Kaliforniens Generalstaatsanwalt verklagt xAI wegen Deepfake-Pornografie

Anfang dieser Woche leitete der Generalstaatsanwalt von Kalifornien eine Untersuchung gegen xAI ein, nachdem Berichte bekannt geworden waren, dass dessen Chatbot „Grok“ dazu genutzt wurde, nicht einvernehmliche sexuelle Darstellungen von Frauen und Minderjährigen zu generieren. Am Freitag verschärfte der Staat seine Reaktion durch die Zustellung einer Unterlassungsaufforderung, in der das Unternehmen aufgefordert wurde, die Erstellung solcher intimen Bilder und von Material über sexuellen Kindesmissbrauch (CSAM) unverzüglich einzustellen.

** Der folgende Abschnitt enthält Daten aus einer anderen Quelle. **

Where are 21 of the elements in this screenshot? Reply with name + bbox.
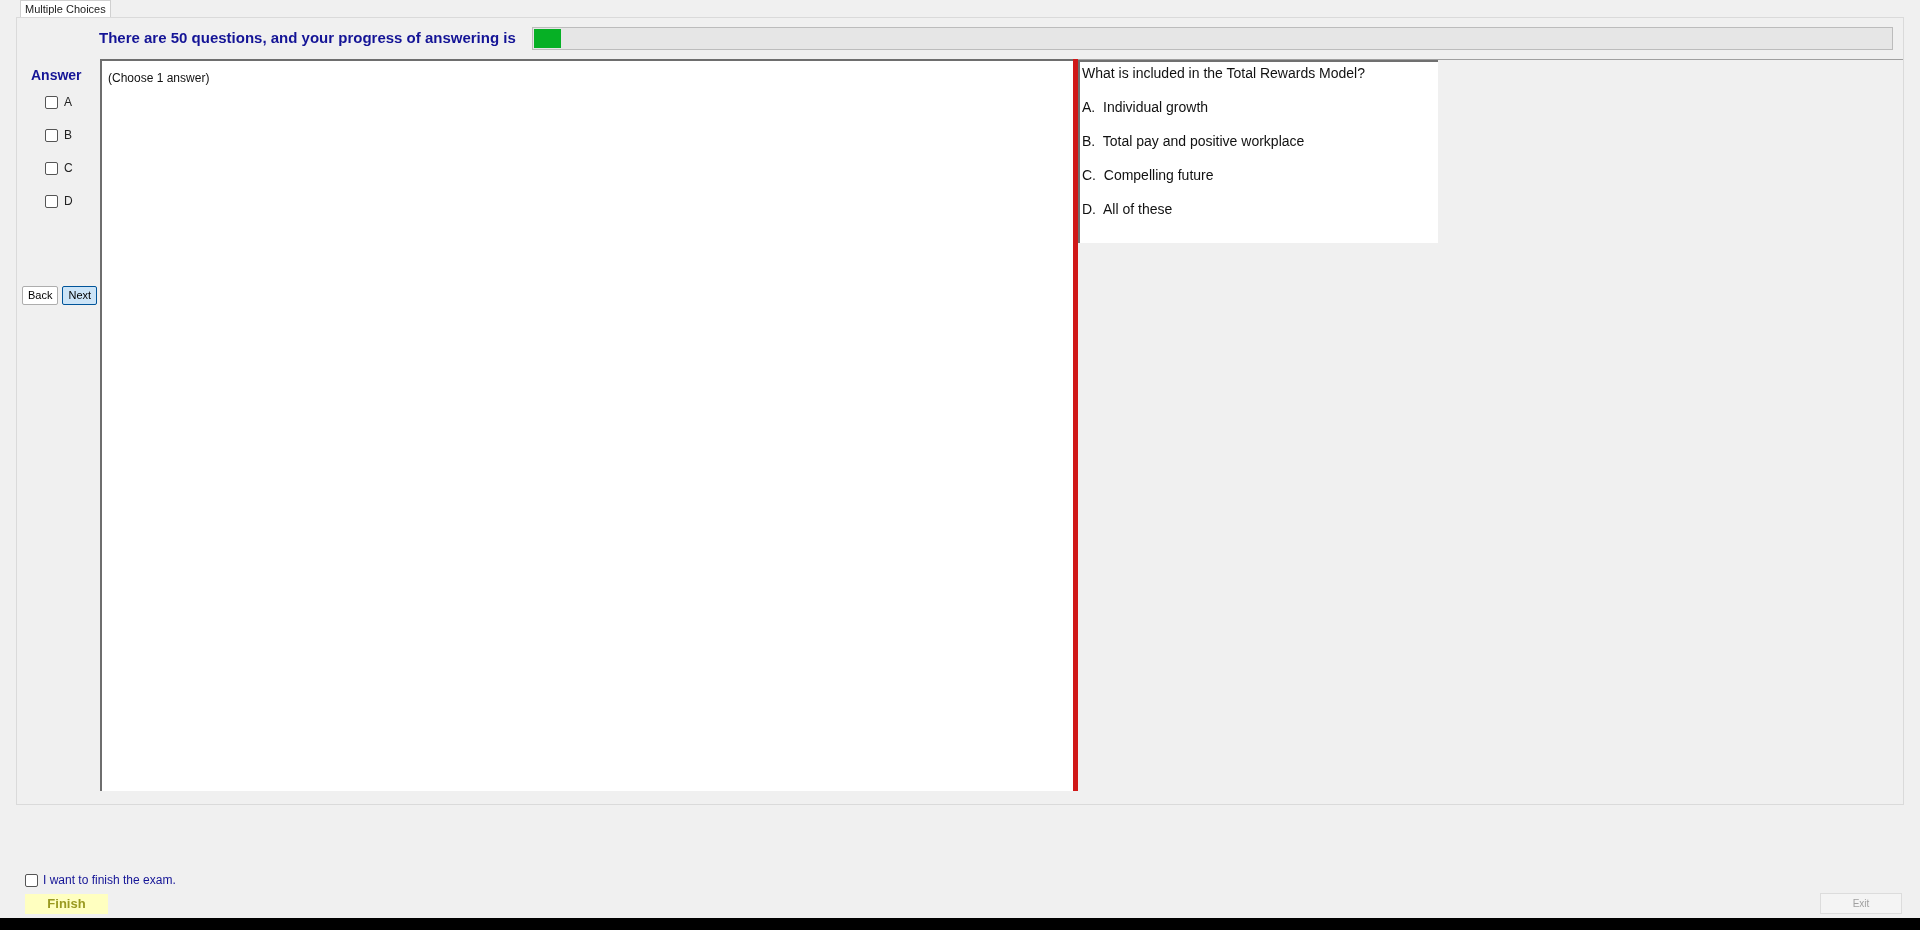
choice-text: B. Total pay and positive workplace bbox=[1082, 132, 1306, 151]
finish-confirm-label: I want to finish the exam. bbox=[43, 872, 176, 889]
progress-label: There are 50 questions, and your progress of answering is bbox=[99, 28, 516, 49]
checkbox[interactable] bbox=[45, 194, 58, 208]
checkbox[interactable] bbox=[25, 873, 38, 887]
checkbox[interactable] bbox=[45, 95, 58, 109]
checkbox[interactable] bbox=[45, 128, 58, 142]
choice-text: D. All of these bbox=[1082, 200, 1174, 219]
option-label: C bbox=[64, 160, 73, 177]
option-label: A bbox=[64, 94, 72, 111]
answer-title: Answer bbox=[31, 66, 83, 85]
checkbox[interactable] bbox=[45, 161, 58, 175]
choice-text: A. Individual growth bbox=[1082, 98, 1210, 117]
tab[interactable]: Multiple Choices bbox=[20, 0, 111, 17]
question-text: What is included in the Total Rewards Model? bbox=[1082, 64, 1366, 83]
choice-text: C. Compelling future bbox=[1082, 166, 1215, 185]
option-label: B bbox=[64, 127, 72, 144]
next-button[interactable]: Next bbox=[62, 286, 98, 305]
back-button[interactable]: Back bbox=[22, 286, 59, 305]
option-label: D bbox=[64, 193, 73, 210]
instruction-text: (Choose 1 answer) bbox=[108, 71, 210, 85]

„Ich habe xAI heute eine Unterlassungsaufforderung zugestellt, in der ich das Unternehmen auffordere, die Erstellung und Verbreitung von Deepfakes, nicht einvernehmlichen intimen Bildern und Material über sexuellen Kindesmissbrauch unverzüglich einzustellen“, erklärte der kalifornische Generalstaatsanwalt Rob Bonta in einer Pressemitteilung. „Diese Aktivitäten sind illegal. Ich erwarte von xAI, dass es dieser Aufforderung unverzüglich nachkommt. Kalifornien zeigt keinerlei Toleranz gegenüber CSAM.“
Die Generalstaatsanwaltschaft behauptete ferner, dass xAI offenbar „die groß angelegte Produktion“ von nicht einvernehmlichen Nacktbildern „ermöglicht“, die dann „dazu verwendet werden, Frauen und Mädchen online zu belästigen“. Die Behörde hat xAI fünf Tage Zeit gegeben, um nachzuweisen, dass es konkrete Schritte zur Lösung dieser Probleme unternimmt.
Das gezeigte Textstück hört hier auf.